BANJUL - Comme à l’accoutumée ces trois dernières années, c’est dans la solennité et sobriété que la Gambie a célébré le 55e anniversaire de son accession à la souveraineté internationale. 10h et quart, arrivée du chef de l’État. Après le passage en revue des troupes, place au défilé civil et militaire pendant près de trois quarts d’heures.

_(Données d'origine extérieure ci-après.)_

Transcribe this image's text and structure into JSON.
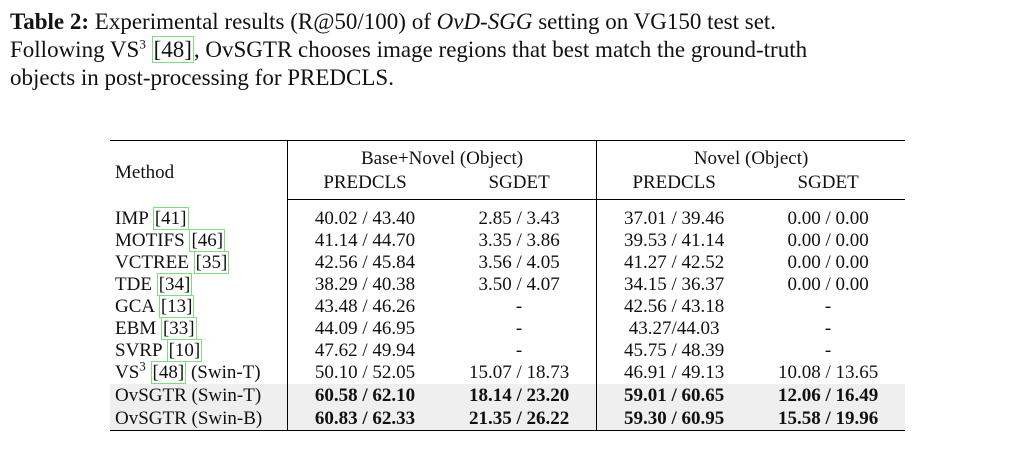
{
  "caption": [
    "Table 2:",
    " Experimental results (R@50/100) of ",
    "OvD-SGG",
    " setting on VG150 test set.",
    "Following VS",
    "3",
    " ",
    "[48]",
    ", OvSGTR chooses image regions that best match the ground-truth",
    "objects in post-processing for PREDCLS."
  ],
  "table": {
    "method_header": "Method",
    "groups": [
      "Base+Novel (Object)",
      "Novel (Object)"
    ],
    "subheaders": [
      "PREDCLS",
      "SGDET",
      "PREDCLS",
      "SGDET"
    ],
    "rows": [
      {
        "method": {
          "name": "IMP",
          "cite": "[41]"
        },
        "cells": [
          "40.02 / 43.40",
          "2.85 / 3.43",
          "37.01 / 39.46",
          "0.00 / 0.00"
        ]
      },
      {
        "method": {
          "name": "MOTIFS",
          "cite": "[46]"
        },
        "cells": [
          "41.14 / 44.70",
          "3.35 / 3.86",
          "39.53 / 41.14",
          "0.00 / 0.00"
        ]
      },
      {
        "method": {
          "name": "VCTREE",
          "cite": "[35]"
        },
        "cells": [
          "42.56 / 45.84",
          "3.56 / 4.05",
          "41.27 / 42.52",
          "0.00 / 0.00"
        ]
      },
      {
        "method": {
          "name": "TDE",
          "cite": "[34]"
        },
        "cells": [
          "38.29 / 40.38",
          "3.50 / 4.07",
          "34.15 / 36.37",
          "0.00 / 0.00"
        ]
      },
      {
        "method": {
          "name": "GCA",
          "cite": "[13]"
        },
        "cells": [
          "43.48 / 46.26",
          "-",
          "42.56 / 43.18",
          "-"
        ]
      },
      {
        "method": {
          "name": "EBM",
          "cite": "[33]"
        },
        "cells": [
          "44.09 / 46.95",
          "-",
          "43.27/44.03",
          "-"
        ]
      },
      {
        "method": {
          "name": "SVRP",
          "cite": "[10]"
        },
        "cells": [
          "47.62 / 49.94",
          "-",
          "45.75 / 48.39",
          "-"
        ]
      },
      {
        "method": {
          "name": "VS",
          "sup": "3",
          "cite": "[48]",
          "suffix": "(Swin-T)"
        },
        "cells": [
          "50.10 / 52.05",
          "15.07 / 18.73",
          "46.91 / 49.13",
          "10.08 / 13.65"
        ]
      },
      {
        "method": {
          "name": "OvSGTR (Swin-T)"
        },
        "cells": [
          "60.58 / 62.10",
          "18.14 / 23.20",
          "59.01 / 60.65",
          "12.06 / 16.49"
        ]
      },
      {
        "method": {
          "name": "OvSGTR (Swin-B)"
        },
        "cells": [
          "60.83 / 62.33",
          "21.35 / 26.22",
          "59.30 / 60.95",
          "15.58 / 19.96"
        ]
      }
    ]
  }
}
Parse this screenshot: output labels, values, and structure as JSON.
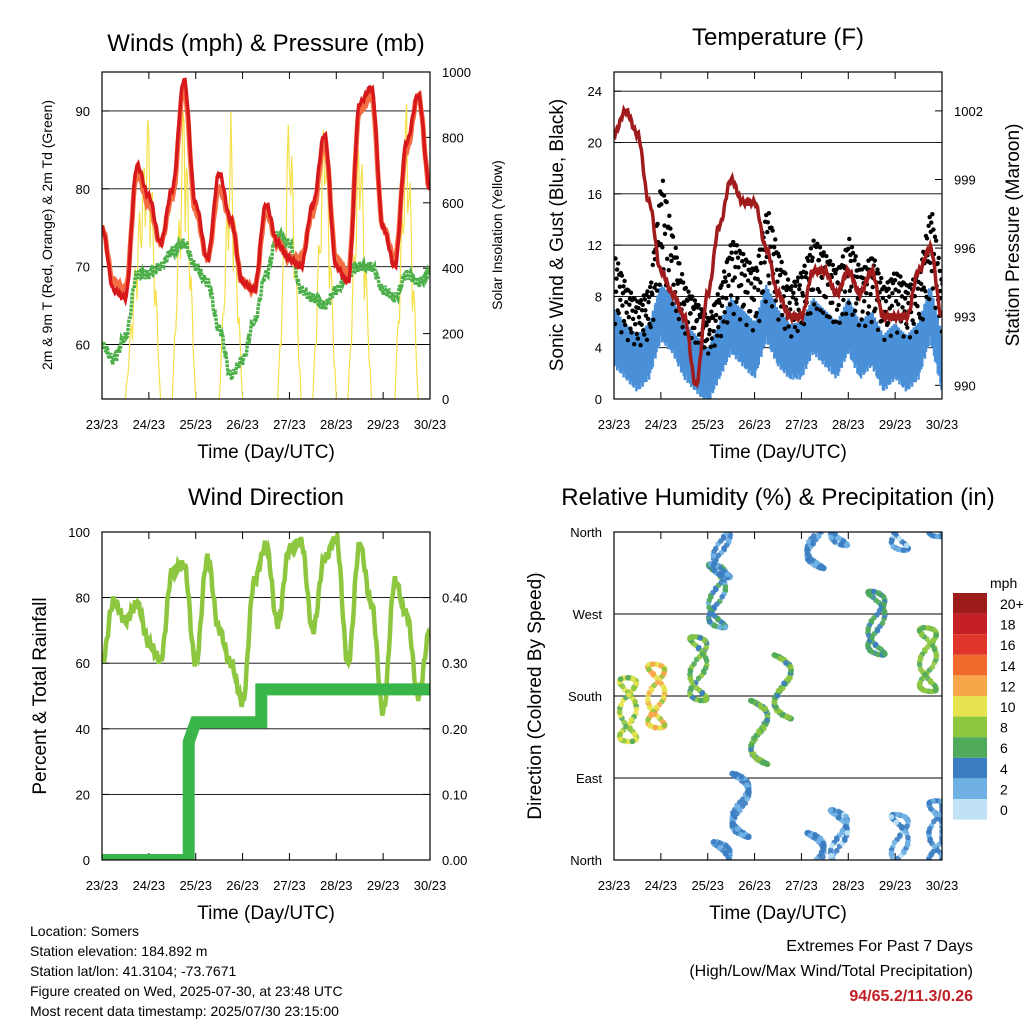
{
  "x_tick_labels": [
    "23/23",
    "24/23",
    "25/23",
    "26/23",
    "27/23",
    "28/23",
    "29/23",
    "30/23"
  ],
  "info": {
    "location": "Location: Somers",
    "elevation": "Station elevation: 184.892 m",
    "latlon": "Station lat/lon: 41.3104; -73.7671",
    "created": "Figure created on Wed, 2025-07-30, at 23:48 UTC",
    "recent": "Most recent data timestamp: 2025/07/30 23:15:00"
  },
  "extremes": {
    "title": "Extremes For Past 7 Days",
    "subtitle": "(High/Low/Max Wind/Total Precipitation)",
    "values": "94/65.2/11.3/0.26"
  },
  "colors": {
    "temp2m": "#d7191c",
    "temp9m": "#f46d43",
    "dewpoint": "#4daf4a",
    "solar": "#f5e04a",
    "gust": "#000000",
    "wind": "#4a90d9",
    "pressure": "#a01c1c",
    "rh": "#8dc63f",
    "precip": "#3ab54a"
  },
  "chart_data": [
    {
      "type": "line",
      "title": "Temperature (F)",
      "xlabel": "Time (Day/UTC)",
      "ylabel": "2m & 9m T (Red, Orange) & 2m Td (Green)",
      "y2label": "Solar Insolation (Yellow)",
      "ylim": [
        53,
        95
      ],
      "y2lim": [
        0,
        1000
      ],
      "yticks": [
        60,
        70,
        80,
        90
      ],
      "y2ticks": [
        0,
        200,
        400,
        600,
        800,
        1000
      ],
      "x": [
        0,
        0.25,
        0.5,
        0.75,
        1,
        1.25,
        1.5,
        1.75,
        2,
        2.25,
        2.5,
        2.75,
        3,
        3.25,
        3.5,
        3.75,
        4,
        4.25,
        4.5,
        4.75,
        5,
        5.25,
        5.5,
        5.75,
        6,
        6.25,
        6.5,
        6.75,
        7
      ],
      "series": [
        {
          "id": "temp2m",
          "values": [
            75,
            67,
            66,
            83,
            79,
            73,
            80,
            94,
            78,
            71,
            82,
            76,
            68,
            67,
            78,
            73,
            71,
            70,
            78,
            87,
            70,
            68,
            91,
            93,
            75,
            70,
            86,
            92,
            80
          ]
        },
        {
          "id": "temp9m",
          "values": [
            75,
            68,
            67,
            82,
            78,
            73,
            79,
            93,
            77,
            71,
            80,
            76,
            68,
            67,
            77,
            73,
            71,
            71,
            77,
            86,
            71,
            69,
            90,
            92,
            75,
            71,
            85,
            92,
            80
          ]
        },
        {
          "id": "dewpoint",
          "values": [
            60,
            58,
            61,
            69,
            69,
            70,
            72,
            73,
            70,
            68,
            62,
            56,
            58,
            63,
            69,
            74,
            73,
            67,
            66,
            65,
            67,
            69,
            70,
            70,
            67,
            66,
            69,
            68,
            69
          ]
        },
        {
          "id": "solar",
          "values": [
            0,
            0,
            0,
            500,
            900,
            0,
            0,
            980,
            0,
            0,
            0,
            880,
            0,
            0,
            0,
            0,
            950,
            0,
            0,
            950,
            0,
            0,
            900,
            0,
            0,
            0,
            950,
            0,
            0
          ]
        }
      ]
    },
    {
      "type": "line",
      "title": "Winds (mph) & Pressure (mb)",
      "xlabel": "Time (Day/UTC)",
      "ylabel": "Sonic Wind & Gust (Blue, Black)",
      "y2label": "Station Pressure (Maroon)",
      "ylim": [
        0,
        25.5
      ],
      "y2lim": [
        989.4,
        1003.7
      ],
      "yticks": [
        0,
        4,
        8,
        12,
        16,
        20,
        24
      ],
      "y2ticks": [
        990,
        993,
        996,
        999,
        1002
      ],
      "x": [
        0,
        0.25,
        0.5,
        0.75,
        1,
        1.25,
        1.5,
        1.75,
        2,
        2.25,
        2.5,
        2.75,
        3,
        3.25,
        3.5,
        3.75,
        4,
        4.25,
        4.5,
        4.75,
        5,
        5.25,
        5.5,
        5.75,
        6,
        6.25,
        6.5,
        6.75,
        7
      ],
      "series": [
        {
          "id": "gust",
          "values": [
            9,
            7,
            6,
            7,
            14,
            10,
            7,
            6,
            5,
            7,
            10,
            9,
            8,
            12,
            9,
            7,
            8,
            10,
            9,
            8,
            10,
            8,
            9,
            7,
            8,
            7,
            8,
            12,
            7
          ]
        },
        {
          "id": "wind",
          "values": [
            5,
            4,
            3,
            4,
            7,
            6,
            4,
            3,
            2,
            4,
            6,
            5,
            4,
            7,
            5,
            4,
            4,
            6,
            5,
            4,
            6,
            4,
            5,
            3,
            4,
            3,
            4,
            7,
            3
          ]
        },
        {
          "id": "pressure",
          "values": [
            1001,
            1002,
            1001,
            998,
            995,
            994,
            993,
            990,
            994,
            997,
            999,
            998,
            998,
            996,
            994,
            993,
            993,
            995,
            995,
            994,
            995,
            994,
            995,
            993,
            993,
            993,
            995,
            996,
            993
          ]
        }
      ]
    },
    {
      "type": "line",
      "title": "Relative Humidity (%) & Precipitation (in)",
      "xlabel": "Time (Day/UTC)",
      "ylabel": "Percent & Total Rainfall",
      "ylim": [
        0,
        100
      ],
      "y2lim": [
        0,
        0.5
      ],
      "yticks": [
        0,
        20,
        40,
        60,
        80,
        100
      ],
      "y2ticks": [
        "0.00",
        "0.10",
        "0.20",
        "0.30",
        "0.40"
      ],
      "x": [
        0,
        0.25,
        0.5,
        0.75,
        1,
        1.25,
        1.5,
        1.75,
        2,
        2.25,
        2.5,
        2.75,
        3,
        3.25,
        3.5,
        3.75,
        4,
        4.25,
        4.5,
        4.75,
        5,
        5.25,
        5.5,
        5.75,
        6,
        6.25,
        6.5,
        6.75,
        7
      ],
      "series": [
        {
          "id": "rh",
          "values": [
            60,
            79,
            73,
            78,
            66,
            61,
            88,
            90,
            60,
            92,
            70,
            60,
            48,
            85,
            96,
            72,
            95,
            97,
            70,
            92,
            98,
            60,
            96,
            78,
            45,
            85,
            75,
            50,
            70
          ]
        },
        {
          "id": "precip_steps",
          "x": [
            0,
            1.85,
            1.85,
            2.0,
            2.0,
            3.4,
            3.4,
            7
          ],
          "values": [
            0,
            0,
            0.18,
            0.21,
            0.21,
            0.21,
            0.26,
            0.26
          ]
        }
      ]
    },
    {
      "type": "scatter",
      "title": "Wind Direction",
      "xlabel": "Time (Day/UTC)",
      "ylabel": "Direction (Colored By Speed)",
      "ylim": [
        0,
        360
      ],
      "ytick_labels": [
        "North",
        "East",
        "South",
        "West",
        "North"
      ],
      "legend": {
        "unit": "mph",
        "labels": [
          "20+",
          "18",
          "16",
          "14",
          "12",
          "10",
          "8",
          "6",
          "4",
          "2",
          "0"
        ],
        "colors": [
          "#9e1b1b",
          "#c42026",
          "#e0352b",
          "#f06a2e",
          "#f8a64a",
          "#e7e34f",
          "#8dc63f",
          "#4faa5c",
          "#3b7dc2",
          "#6fb1e4",
          "#bfe3f5"
        ]
      },
      "clusters": [
        {
          "x": 0.3,
          "dir": 165,
          "speed": 8
        },
        {
          "x": 0.9,
          "dir": 180,
          "speed": 10
        },
        {
          "x": 1.8,
          "dir": 210,
          "speed": 6
        },
        {
          "x": 2.2,
          "dir": 290,
          "speed": 4
        },
        {
          "x": 2.3,
          "dir": 345,
          "speed": 3
        },
        {
          "x": 2.7,
          "dir": 60,
          "speed": 3
        },
        {
          "x": 3.1,
          "dir": 140,
          "speed": 6
        },
        {
          "x": 3.6,
          "dir": 190,
          "speed": 6
        },
        {
          "x": 4.3,
          "dir": 355,
          "speed": 3
        },
        {
          "x": 4.8,
          "dir": 20,
          "speed": 2
        },
        {
          "x": 5.6,
          "dir": 260,
          "speed": 5
        },
        {
          "x": 6.1,
          "dir": 15,
          "speed": 2
        },
        {
          "x": 6.7,
          "dir": 220,
          "speed": 7
        },
        {
          "x": 6.9,
          "dir": 30,
          "speed": 3
        }
      ]
    }
  ]
}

Dans son discours le chef de l’État a d’abord rappelé toute la symbolique de cette journée avant d’exhorter ses compatriotes à conjuguer leurs efforts pour dit-il « une indépendance économique » désormais. « Mes chers compatriotes, c’est un moment pour méditer sur ce que requiert la souveraineté. Celle-ci doit être plus que politique, elle doit être sociale et économique. Sortant de plusieurs décennies de sous-développement et de dictature, l’heure a sonné pour nous de réfléchir objectivement sur ce qu’il faut faire autrement pour un meilleur résultat », a-t-il appelé.

Dans un contexte de tensions socio-politiques tendu, faisant référence aux récentes manifestations du collectif anti-présidentiel « Operation 3 years Jotna » dont les leaders sont actuellement en détention, le numéro un gambien a lancé un message à la classe politique.

« Faisons preuve de maturité. Prouvons aux uns et aux autres que nous sommes capables de nous autogérer malgré nos différences, a-t-il encouragé. Exprimons nos opinions avec respect et dignité. Evitons donc les discours de haine qui ne font que nous diviser. La politique n’est pas une question d’appartenance linguistique ou tribale, c’est plutôt une question de développement de la nation et de sa destinée », ajoute Barrow.

Par ailleurs, le président Barrow a vanté son bilan en soulignant que désormais les Gambiens « jouissent » plus que jamais d’une véritable indépendance politique dans leur pays.